Shale oil drillers bring out the knife
Cost cutting, not production growth, is now the sector’s obsession
A new reality has taken hold in the US shale patch. Lower oil prices have forced producers to quickly pivot from the growth-at-any-cost mode that turned the US into the world’s largest oil producer to a relentless focus on efficiency and cost cutting.
They have been more successful than most expected. Costs have fallen sharply over the past six months – by as much as 30% in some areas. At the same time, producers are squeezing about a third more oil out of every well they drill compared to the start of the year as they mobilise the best crews and equipment to drill on the best acreage.

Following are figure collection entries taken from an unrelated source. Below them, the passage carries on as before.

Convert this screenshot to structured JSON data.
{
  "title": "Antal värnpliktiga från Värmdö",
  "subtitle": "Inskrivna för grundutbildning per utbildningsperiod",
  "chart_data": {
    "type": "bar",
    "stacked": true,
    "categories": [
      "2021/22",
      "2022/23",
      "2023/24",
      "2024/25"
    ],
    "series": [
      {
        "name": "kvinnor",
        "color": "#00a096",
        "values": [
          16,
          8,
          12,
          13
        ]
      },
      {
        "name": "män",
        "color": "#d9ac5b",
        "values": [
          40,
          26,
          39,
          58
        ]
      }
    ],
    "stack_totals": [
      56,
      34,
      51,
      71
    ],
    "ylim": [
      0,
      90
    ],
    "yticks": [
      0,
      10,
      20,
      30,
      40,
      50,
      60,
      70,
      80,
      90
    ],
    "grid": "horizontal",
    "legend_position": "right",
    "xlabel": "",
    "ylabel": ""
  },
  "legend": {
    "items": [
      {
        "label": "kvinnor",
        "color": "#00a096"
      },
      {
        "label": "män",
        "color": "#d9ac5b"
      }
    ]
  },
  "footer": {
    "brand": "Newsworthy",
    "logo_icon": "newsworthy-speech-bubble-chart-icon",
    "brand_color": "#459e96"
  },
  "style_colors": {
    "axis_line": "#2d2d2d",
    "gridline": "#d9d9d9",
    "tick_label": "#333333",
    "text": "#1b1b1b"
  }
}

While shale has proven resilient through the downturn, the sharp fall in spending and the number of rigs at work is finally catching up with shale producers. The Energy Information Administration (EIA) expects shale output to fall for the third month in a row in June – by around 90,000 b/d –as declines from existing wells outpace the rate at which new wells are being drilled.

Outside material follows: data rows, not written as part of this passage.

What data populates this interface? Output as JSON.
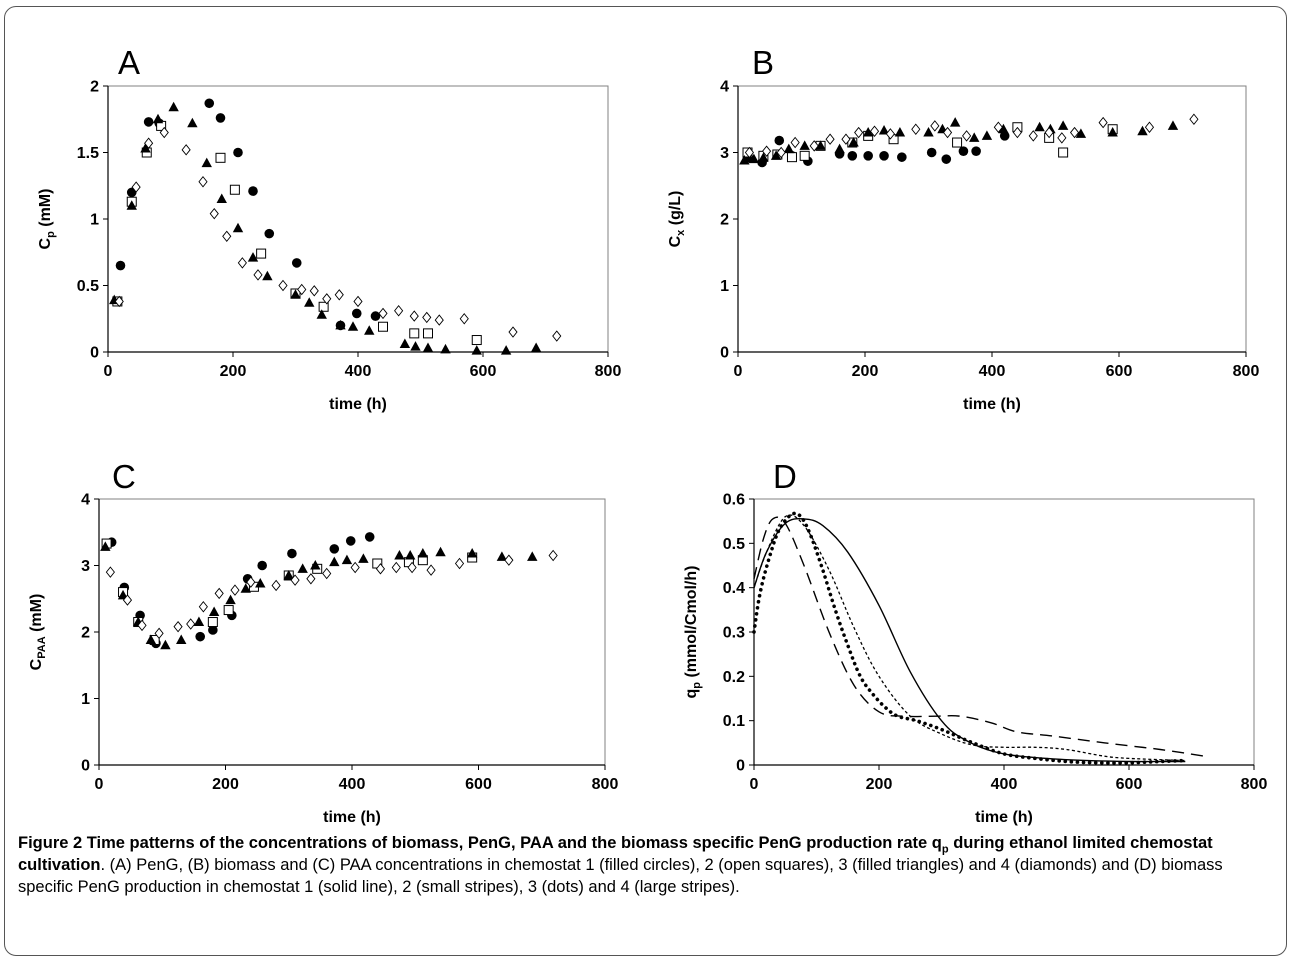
{
  "chart_data": [
    {
      "panel": "A",
      "type": "scatter",
      "xlabel": "time (h)",
      "ylabel_main": "C",
      "ylabel_sub": "p",
      "ylabel_unit": " (mM)",
      "xlim": [
        0,
        800
      ],
      "ylim": [
        0,
        2
      ],
      "xticks": [
        0,
        200,
        400,
        600,
        800
      ],
      "yticks": [
        0,
        0.5,
        1,
        1.5,
        2
      ],
      "series": [
        {
          "marker": "filled-circle",
          "x": [
            20,
            38,
            65,
            82,
            162,
            180,
            208,
            232,
            258,
            302,
            372,
            398,
            428
          ],
          "y": [
            0.65,
            1.2,
            1.73,
            1.72,
            1.87,
            1.76,
            1.5,
            1.21,
            0.89,
            0.67,
            0.2,
            0.29,
            0.27
          ]
        },
        {
          "marker": "open-square",
          "x": [
            15,
            38,
            62,
            85,
            180,
            203,
            245,
            300,
            345,
            440,
            490,
            512,
            590
          ],
          "y": [
            0.38,
            1.13,
            1.5,
            1.7,
            1.46,
            1.22,
            0.74,
            0.44,
            0.34,
            0.19,
            0.14,
            0.14,
            0.09
          ]
        },
        {
          "marker": "filled-triangle",
          "x": [
            10,
            38,
            60,
            80,
            105,
            135,
            158,
            182,
            208,
            232,
            255,
            300,
            322,
            342,
            372,
            392,
            418,
            475,
            492,
            512,
            540,
            590,
            637,
            685
          ],
          "y": [
            0.39,
            1.1,
            1.53,
            1.75,
            1.84,
            1.72,
            1.42,
            1.15,
            0.93,
            0.71,
            0.57,
            0.43,
            0.37,
            0.28,
            0.2,
            0.19,
            0.16,
            0.06,
            0.04,
            0.03,
            0.02,
            0.01,
            0.01,
            0.03
          ]
        },
        {
          "marker": "diamond",
          "x": [
            18,
            45,
            65,
            90,
            125,
            152,
            170,
            190,
            215,
            240,
            280,
            310,
            330,
            350,
            370,
            400,
            440,
            465,
            490,
            510,
            530,
            570,
            648,
            718
          ],
          "y": [
            0.38,
            1.24,
            1.57,
            1.65,
            1.52,
            1.28,
            1.04,
            0.87,
            0.67,
            0.58,
            0.5,
            0.47,
            0.46,
            0.4,
            0.43,
            0.38,
            0.29,
            0.31,
            0.27,
            0.26,
            0.24,
            0.25,
            0.15,
            0.12
          ]
        }
      ]
    },
    {
      "panel": "B",
      "type": "scatter",
      "xlabel": "time (h)",
      "ylabel_main": "C",
      "ylabel_sub": "x",
      "ylabel_unit": " (g/L)",
      "xlim": [
        0,
        800
      ],
      "ylim": [
        0,
        4
      ],
      "xticks": [
        0,
        200,
        400,
        600,
        800
      ],
      "yticks": [
        0,
        1,
        2,
        3,
        4
      ],
      "series": [
        {
          "marker": "filled-circle",
          "x": [
            15,
            38,
            65,
            85,
            110,
            160,
            180,
            205,
            230,
            258,
            305,
            328,
            355,
            375,
            420
          ],
          "y": [
            2.92,
            2.85,
            3.18,
            2.95,
            2.87,
            2.98,
            2.95,
            2.95,
            2.95,
            2.93,
            3.0,
            2.9,
            3.02,
            3.02,
            3.25
          ]
        },
        {
          "marker": "open-square",
          "x": [
            15,
            40,
            62,
            85,
            105,
            130,
            180,
            205,
            245,
            345,
            440,
            490,
            512,
            590
          ],
          "y": [
            3.0,
            2.95,
            2.97,
            2.93,
            2.95,
            3.1,
            3.15,
            3.25,
            3.2,
            3.15,
            3.38,
            3.22,
            3.0,
            3.35
          ]
        },
        {
          "marker": "filled-triangle",
          "x": [
            10,
            25,
            40,
            60,
            80,
            105,
            130,
            160,
            182,
            205,
            230,
            255,
            300,
            322,
            342,
            372,
            392,
            418,
            475,
            492,
            512,
            540,
            590,
            637,
            685
          ],
          "y": [
            2.88,
            2.9,
            2.92,
            2.95,
            3.05,
            3.1,
            3.1,
            3.05,
            3.15,
            3.3,
            3.33,
            3.3,
            3.3,
            3.35,
            3.45,
            3.22,
            3.25,
            3.35,
            3.38,
            3.35,
            3.4,
            3.28,
            3.3,
            3.32,
            3.4
          ]
        },
        {
          "marker": "diamond",
          "x": [
            18,
            45,
            68,
            90,
            120,
            145,
            170,
            190,
            215,
            240,
            280,
            310,
            330,
            360,
            410,
            440,
            465,
            490,
            510,
            530,
            575,
            648,
            718
          ],
          "y": [
            3.0,
            3.02,
            3.0,
            3.15,
            3.1,
            3.2,
            3.2,
            3.3,
            3.32,
            3.28,
            3.35,
            3.4,
            3.3,
            3.25,
            3.38,
            3.3,
            3.25,
            3.3,
            3.22,
            3.3,
            3.45,
            3.38,
            3.5
          ]
        }
      ]
    },
    {
      "panel": "C",
      "type": "scatter",
      "xlabel": "time (h)",
      "ylabel_main": "C",
      "ylabel_sub": "PAA",
      "ylabel_unit": " (mM)",
      "xlim": [
        0,
        800
      ],
      "ylim": [
        0,
        4
      ],
      "xticks": [
        0,
        200,
        400,
        600,
        800
      ],
      "yticks": [
        0,
        1,
        2,
        3,
        4
      ],
      "series": [
        {
          "marker": "filled-circle",
          "x": [
            20,
            40,
            65,
            90,
            160,
            180,
            210,
            235,
            258,
            305,
            372,
            398,
            428
          ],
          "y": [
            3.35,
            2.67,
            2.25,
            1.83,
            1.93,
            2.03,
            2.25,
            2.8,
            3.0,
            3.18,
            3.25,
            3.37,
            3.43
          ]
        },
        {
          "marker": "open-square",
          "x": [
            12,
            38,
            62,
            88,
            180,
            205,
            245,
            300,
            345,
            440,
            490,
            512,
            590
          ],
          "y": [
            3.33,
            2.6,
            2.15,
            1.88,
            2.15,
            2.33,
            2.68,
            2.85,
            2.95,
            3.03,
            3.05,
            3.08,
            3.12
          ]
        },
        {
          "marker": "filled-triangle",
          "x": [
            10,
            38,
            62,
            82,
            105,
            130,
            158,
            182,
            208,
            232,
            255,
            300,
            322,
            342,
            372,
            392,
            418,
            475,
            492,
            512,
            540,
            590,
            637,
            685
          ],
          "y": [
            3.28,
            2.55,
            2.15,
            1.88,
            1.8,
            1.88,
            2.15,
            2.3,
            2.48,
            2.65,
            2.73,
            2.85,
            2.95,
            3.0,
            3.05,
            3.08,
            3.1,
            3.15,
            3.15,
            3.18,
            3.2,
            3.18,
            3.13,
            3.13
          ]
        },
        {
          "marker": "diamond",
          "x": [
            18,
            45,
            68,
            95,
            125,
            145,
            165,
            190,
            215,
            240,
            280,
            310,
            335,
            360,
            405,
            445,
            470,
            495,
            525,
            570,
            648,
            718
          ],
          "y": [
            2.9,
            2.48,
            2.1,
            1.98,
            2.08,
            2.12,
            2.38,
            2.58,
            2.63,
            2.75,
            2.7,
            2.78,
            2.8,
            2.88,
            2.97,
            2.95,
            2.97,
            2.97,
            2.93,
            3.03,
            3.08,
            3.15
          ]
        }
      ]
    },
    {
      "panel": "D",
      "type": "line",
      "xlabel": "time (h)",
      "ylabel_main": "q",
      "ylabel_sub": "p",
      "ylabel_unit": " (mmol/Cmol/h)",
      "xlim": [
        0,
        800
      ],
      "ylim": [
        0,
        0.6
      ],
      "xticks": [
        0,
        200,
        400,
        600,
        800
      ],
      "yticks": [
        0,
        0.1,
        0.2,
        0.3,
        0.4,
        0.5,
        0.6
      ],
      "series": [
        {
          "style": "solid",
          "x": [
            0,
            20,
            50,
            80,
            110,
            150,
            200,
            250,
            300,
            340,
            400,
            500,
            600,
            690
          ],
          "y": [
            0.4,
            0.48,
            0.545,
            0.555,
            0.54,
            0.48,
            0.36,
            0.21,
            0.1,
            0.055,
            0.025,
            0.012,
            0.008,
            0.008
          ]
        },
        {
          "style": "small-stripes",
          "x": [
            0,
            20,
            50,
            80,
            120,
            160,
            200,
            250,
            300,
            350,
            400,
            450,
            500,
            560,
            600,
            690
          ],
          "y": [
            0.4,
            0.48,
            0.56,
            0.54,
            0.44,
            0.31,
            0.2,
            0.11,
            0.07,
            0.045,
            0.04,
            0.04,
            0.035,
            0.02,
            0.015,
            0.01
          ]
        },
        {
          "style": "dots",
          "x": [
            0,
            10,
            25,
            40,
            60,
            75,
            90,
            110,
            130,
            150,
            170,
            190,
            210,
            230,
            260,
            300,
            350,
            400,
            450,
            500,
            550,
            600,
            650,
            690
          ],
          "y": [
            0.3,
            0.39,
            0.47,
            0.53,
            0.565,
            0.56,
            0.52,
            0.44,
            0.35,
            0.27,
            0.2,
            0.16,
            0.13,
            0.11,
            0.1,
            0.08,
            0.05,
            0.025,
            0.015,
            0.008,
            0.005,
            0.005,
            0.008,
            0.01
          ]
        },
        {
          "style": "large-stripes",
          "x": [
            0,
            15,
            30,
            50,
            80,
            120,
            160,
            200,
            240,
            290,
            330,
            380,
            420,
            480,
            560,
            650,
            720
          ],
          "y": [
            0.42,
            0.51,
            0.555,
            0.545,
            0.45,
            0.3,
            0.18,
            0.12,
            0.11,
            0.11,
            0.11,
            0.095,
            0.075,
            0.065,
            0.05,
            0.035,
            0.02
          ]
        }
      ]
    }
  ],
  "panel_letters": [
    "A",
    "B",
    "C",
    "D"
  ],
  "caption": {
    "bold_lead": "Figure 2 Time patterns of the concentrations of biomass, PenG, PAA and the biomass specific PenG production rate q",
    "bold_sub": "p",
    "bold_tail": " during ethanol limited chemostat cultivation",
    "text": ". (A) PenG, (B) biomass and (C) PAA concentrations in chemostat 1 (filled circles), 2 (open squares), 3 (filled triangles) and 4 (diamonds) and (D) biomass specific PenG production in chemostat 1 (solid line), 2 (small stripes), 3 (dots) and 4 (large stripes)."
  }
}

In the Bakken, where oil production has risen from around 200,000 b/d in 2009 to more than 1.2mn b/d by early 2015, output is expected to have falled by 29,000 b/d in June. The fall in the rig count in the Bakken has been precipitous – there were 77 active rigs in the shale play in June, down from 185 a year earlier. That has made it impossible for drillers to keep up with the decline from existing wells, which is running at around 80,000 b/d. The North Dakota Department of Mineral Resources says around 110 to 120 new well completions would be needed to sustain output.
Production is also dropping in the prolific Eagle Ford shale in Texas, another stalwart of the tight oil boom. The EIA says it expects output to fall from a high of 1.71mn b/d in March to 1.59mn b/d by July, even as producers get twice as much oil from new wells – 741 b/d – than they did in December 2012.
The Permian Basin is the only major shale play that has managed to sustain production growth through the downturn, though just barely. Output is plateauing at around 2mn b/d, according to the EIA, up from around 1.4mn at the start of 2014. The Permian, a longtime powerhouse conventional basin but a relative unconventional newcomer, is still seeing rapidly improving well performance as producers improve their understanding of the shale, adapting tight oil techniques to the play. Unlike other shale plays that have struggled with logistical bottlenecks, the Permian also benefits from ample existing infrastructure.
More oil for less
Although production has started declining, shale executives have turned notably more positive in recent weeks as oil prices have stabilised and recovered to around $60/b. The new economics of US shale – lower costs and higher productivity – have convinced many that a return to growth is possible at a much lower oil price.
EOG says it could return to double-digit growth with WTI at $65/b. The company says that cost-cutting and increased productivity in the Eagle Ford means its returns at the wellhead – excluding transport – are better at today’s oil price than they were in 2012 at $95/b. It hopes to cut its Bakken completed well costs by 20% from $9.3mn in 2014 to $7.4mn this year. It takes the company just 10 days to drill a Bakken well now, compared with 23 in 2012.
Whiting Petroleum is another major shale player eyeing a return to growth. The company says it could start to add rigs again if WTI rose to $70/b, though as costs continue to fall that threshold could come down further. Whiting says it can now get a 54% rate of return on a strong Bakken well at $60/b.
Pioneer Natural Resource’s chief executive Scott Sheffield says his company now plans to start adding rigs at a rate of two a month in the Permian Basin from July as long as oil prices stay stable. “We felt margins had improved enough,” he said recently. Analysts at Raymond James reckon cash margins for Permian drillers will average $15 per barrel of oil equivalent (boe) at $60/b as costs continue to fall, enough to sustain activity. “Permian activity has bottomed and should improve in the second half of 2015. The bottom line is that we are still in the very early stages of horizontal oil development in a very prolific oil reservoir,” the analysts said.
The economics of the other two major shale plays – the Bakken and Eagle Ford – have also improved thanks to lower costs and better well completions. Both the Bakken and Eagle Ford are near the bottom of the cost curve among shale plays. Deutsche Bank reckons that the breakeven for an average well in each falls from around $55/b (at late-2014 costs) to around $50/b with a 10% fall in costs and around $40/b with a 25% decline in costs. Another $10-15/b, though, could be needed to cover corporate costs.
All this suggests a quick return to growth for shale is possible even with a relatively small rise in the oil price. It took the industry about six months to scale back in response to lower prices and it’s reasonable to assume a similar time frame for ramping up output. So if the industry starts to add rigs again later this year, output growth should resume in the latter half of 2016.
The risk is that – fearful of missing out on the oil price recovery – producers flood the market with new shale barrels, prompting another sharp fall in the oil price. Things could get volatile.